Research in Motion isn't the only company facing government interference in the United Arab Emirates and other countries over its phone service. In its filing with the SEC to raise up to $100 million through an IPO last week, Internet phone provider Skype pointed out that "certain countries have made the use of one or more of our products illegal or are reported to have prohibited or blocked access to our website."
Among these is the UAE and Egypt. Access to Skype's site and products has reportedly been blocked since 2006 for undisclosed reasons. Numerous VoIP sites have been blocked in connection with a national ban on such applications, according to an August 2009 report by the OpenNet Initiative (ONI), a partnership that tracks the Internet filtering and surveillance practices of countries worldwide.
Skype's IPO filing also states that in March the Egyptian National Telecommunication Regulatory Authority (NTRA) announced it was banning Skype on mobile devices under a law that international calls must pass through a long-distance calling gateway controlled by an Egyptian company.
Skype said it believes its services can still be accessed through fixed broadband and Wi-Fi connections in Egypt.
But unlike RIM's BlackBerry platform, which the UAE, Saudi Arabia and India have recently threatened to ban because it's too closed, issues with Skype likely stem from the very openness of its peer-to-peer technology. Its system relies on the existing Internet connections of its 124 million "connected" users rather than its own network infrastructure.
As a result, "we are unable to determine the exact location of a caller who uses our products to make a call over the Internet," Skype stated in the risk factors section of its filing. "Our customers have the ability to use our products nomadically, meaning that they can log in and use our products from virtually any Internet connection worldwide."
For governments focused on maintaining tight control over broadband access and communications, it's not hard to see how Skype's software would pose a problem. China dealt with that issue by forming a joint venture with Skype called Tom Online that provides it greater oversight of the service in that country.
Through the local version of Skype, the Chinese government kept over a million user records including IP addresses, usernames, and time and date stamps in all the log files that could be decrypted, according to a 2008 ONI report.
For its part, RIM has resisted pressure from governments in the UAE, Saudi Arabia and India to provide more assistance in monitoring email and text messages on BlackBerry phones for security reasons. Unlike other smartphone makers, RIM maintains its own network servers, mainly in Canada, outside the jurisdiction of foreign governments. RIM has also said it can't decrypt its own business users' emails.
However, RIM has reportedly offered information and tools to help India track BlackBerry email and messaging services, according to a Wall Street Journal report on Friday. In a statement released last Thursday, RIM said it would only help carriers meet national security rules, won't provide more access than its competitors and won't change the security architecture of its corporate email servers.

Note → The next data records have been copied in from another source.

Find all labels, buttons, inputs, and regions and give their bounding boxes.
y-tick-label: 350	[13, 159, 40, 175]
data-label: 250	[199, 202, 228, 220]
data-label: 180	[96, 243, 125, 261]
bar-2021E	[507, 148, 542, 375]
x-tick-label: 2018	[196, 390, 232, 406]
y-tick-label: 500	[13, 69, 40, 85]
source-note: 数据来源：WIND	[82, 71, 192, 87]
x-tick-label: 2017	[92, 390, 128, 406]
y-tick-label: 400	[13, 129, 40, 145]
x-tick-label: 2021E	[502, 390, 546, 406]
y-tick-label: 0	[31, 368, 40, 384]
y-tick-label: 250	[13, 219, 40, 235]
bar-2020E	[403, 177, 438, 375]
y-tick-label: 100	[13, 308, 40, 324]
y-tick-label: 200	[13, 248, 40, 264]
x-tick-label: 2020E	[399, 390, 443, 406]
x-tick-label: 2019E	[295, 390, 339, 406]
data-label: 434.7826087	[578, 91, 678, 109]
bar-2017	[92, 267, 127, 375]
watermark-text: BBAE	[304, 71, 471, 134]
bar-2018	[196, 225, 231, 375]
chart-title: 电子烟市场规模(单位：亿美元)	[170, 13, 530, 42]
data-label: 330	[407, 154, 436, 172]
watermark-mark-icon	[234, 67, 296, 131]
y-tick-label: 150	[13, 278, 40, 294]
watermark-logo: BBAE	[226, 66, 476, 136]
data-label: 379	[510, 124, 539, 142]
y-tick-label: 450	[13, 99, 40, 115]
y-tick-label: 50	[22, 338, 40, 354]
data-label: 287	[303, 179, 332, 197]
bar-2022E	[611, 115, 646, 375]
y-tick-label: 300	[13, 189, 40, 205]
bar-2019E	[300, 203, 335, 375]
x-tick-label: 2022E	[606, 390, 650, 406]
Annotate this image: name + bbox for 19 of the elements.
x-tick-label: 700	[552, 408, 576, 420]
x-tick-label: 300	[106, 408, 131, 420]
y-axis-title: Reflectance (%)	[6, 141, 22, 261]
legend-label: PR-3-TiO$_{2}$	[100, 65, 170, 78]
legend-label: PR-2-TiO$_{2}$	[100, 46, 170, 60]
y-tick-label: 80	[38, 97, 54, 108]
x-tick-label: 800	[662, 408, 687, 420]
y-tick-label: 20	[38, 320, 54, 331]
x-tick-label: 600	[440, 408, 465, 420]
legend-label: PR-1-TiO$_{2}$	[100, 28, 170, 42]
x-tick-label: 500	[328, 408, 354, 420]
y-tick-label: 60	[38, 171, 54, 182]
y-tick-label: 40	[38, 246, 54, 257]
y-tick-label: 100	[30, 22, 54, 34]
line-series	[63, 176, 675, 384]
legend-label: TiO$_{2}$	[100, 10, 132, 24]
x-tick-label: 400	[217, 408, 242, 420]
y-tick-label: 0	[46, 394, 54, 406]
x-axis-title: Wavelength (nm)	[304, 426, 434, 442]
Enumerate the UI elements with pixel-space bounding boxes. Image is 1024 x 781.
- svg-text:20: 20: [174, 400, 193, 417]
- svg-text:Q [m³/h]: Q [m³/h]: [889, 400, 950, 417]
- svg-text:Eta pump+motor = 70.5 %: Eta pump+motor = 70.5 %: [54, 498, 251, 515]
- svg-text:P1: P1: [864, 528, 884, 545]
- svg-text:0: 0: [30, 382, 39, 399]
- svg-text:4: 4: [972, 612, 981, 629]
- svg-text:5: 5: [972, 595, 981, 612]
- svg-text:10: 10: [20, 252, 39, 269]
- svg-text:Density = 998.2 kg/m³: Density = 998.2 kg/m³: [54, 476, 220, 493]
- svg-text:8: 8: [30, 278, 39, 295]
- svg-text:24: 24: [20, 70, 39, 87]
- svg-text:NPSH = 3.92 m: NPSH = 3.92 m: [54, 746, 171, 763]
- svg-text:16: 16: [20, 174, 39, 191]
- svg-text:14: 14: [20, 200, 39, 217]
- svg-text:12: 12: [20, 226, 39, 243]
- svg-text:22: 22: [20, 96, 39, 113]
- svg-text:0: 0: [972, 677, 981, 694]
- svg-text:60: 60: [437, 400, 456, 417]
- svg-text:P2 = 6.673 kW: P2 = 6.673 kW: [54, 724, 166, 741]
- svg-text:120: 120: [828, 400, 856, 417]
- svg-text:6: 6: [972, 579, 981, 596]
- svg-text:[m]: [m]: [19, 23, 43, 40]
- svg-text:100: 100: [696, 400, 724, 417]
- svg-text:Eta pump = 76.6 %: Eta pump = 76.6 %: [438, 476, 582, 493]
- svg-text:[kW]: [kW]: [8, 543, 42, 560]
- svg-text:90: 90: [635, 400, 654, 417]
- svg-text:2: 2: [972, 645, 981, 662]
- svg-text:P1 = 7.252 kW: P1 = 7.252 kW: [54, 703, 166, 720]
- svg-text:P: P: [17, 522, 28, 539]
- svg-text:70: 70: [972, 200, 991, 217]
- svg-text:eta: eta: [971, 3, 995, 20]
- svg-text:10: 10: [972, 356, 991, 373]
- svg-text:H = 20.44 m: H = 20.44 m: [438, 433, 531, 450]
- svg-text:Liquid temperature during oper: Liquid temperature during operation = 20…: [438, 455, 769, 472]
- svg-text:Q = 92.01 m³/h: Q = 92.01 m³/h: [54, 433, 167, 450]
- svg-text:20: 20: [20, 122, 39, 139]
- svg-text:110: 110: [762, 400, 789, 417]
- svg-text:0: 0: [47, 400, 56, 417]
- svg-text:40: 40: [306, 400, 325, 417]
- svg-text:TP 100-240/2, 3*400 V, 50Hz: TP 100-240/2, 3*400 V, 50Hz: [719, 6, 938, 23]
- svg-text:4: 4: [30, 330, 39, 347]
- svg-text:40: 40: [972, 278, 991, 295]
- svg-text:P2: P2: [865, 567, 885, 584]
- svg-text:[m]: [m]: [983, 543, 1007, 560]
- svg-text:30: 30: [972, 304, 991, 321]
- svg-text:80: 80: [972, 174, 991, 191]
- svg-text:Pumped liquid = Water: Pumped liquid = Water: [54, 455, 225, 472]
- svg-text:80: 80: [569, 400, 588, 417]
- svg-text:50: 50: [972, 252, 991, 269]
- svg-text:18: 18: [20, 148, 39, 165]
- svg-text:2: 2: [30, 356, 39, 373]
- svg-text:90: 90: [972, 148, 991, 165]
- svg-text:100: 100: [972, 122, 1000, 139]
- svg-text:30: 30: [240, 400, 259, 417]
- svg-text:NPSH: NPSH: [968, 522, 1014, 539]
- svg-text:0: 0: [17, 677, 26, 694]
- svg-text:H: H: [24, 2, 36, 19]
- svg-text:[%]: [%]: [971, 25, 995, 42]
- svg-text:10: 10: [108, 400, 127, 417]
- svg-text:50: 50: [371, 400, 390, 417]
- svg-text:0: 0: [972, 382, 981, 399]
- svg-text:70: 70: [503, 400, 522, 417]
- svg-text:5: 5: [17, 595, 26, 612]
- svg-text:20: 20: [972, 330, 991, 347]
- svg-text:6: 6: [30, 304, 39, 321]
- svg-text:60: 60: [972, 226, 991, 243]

It also said its global standard for legal access requirements, "does not include special deals for specific countries." But if RIM wants to continue doing business in countries with different technology infrastructures and laws governing electronic surveillance, it's hard see how the company won't end up cutting separate deals with each.
As Skype acknowledges in its IPO filing, "the scope of applicability and level of sophistication of such regulations vary greatly from country to country." But with its focus on corporate users, deeper pockets and a bigger brand, RIM is in a better position to negotiate with foreign governments over the form and extent of its compliance than a young, albeit fast-growing, company like Skype.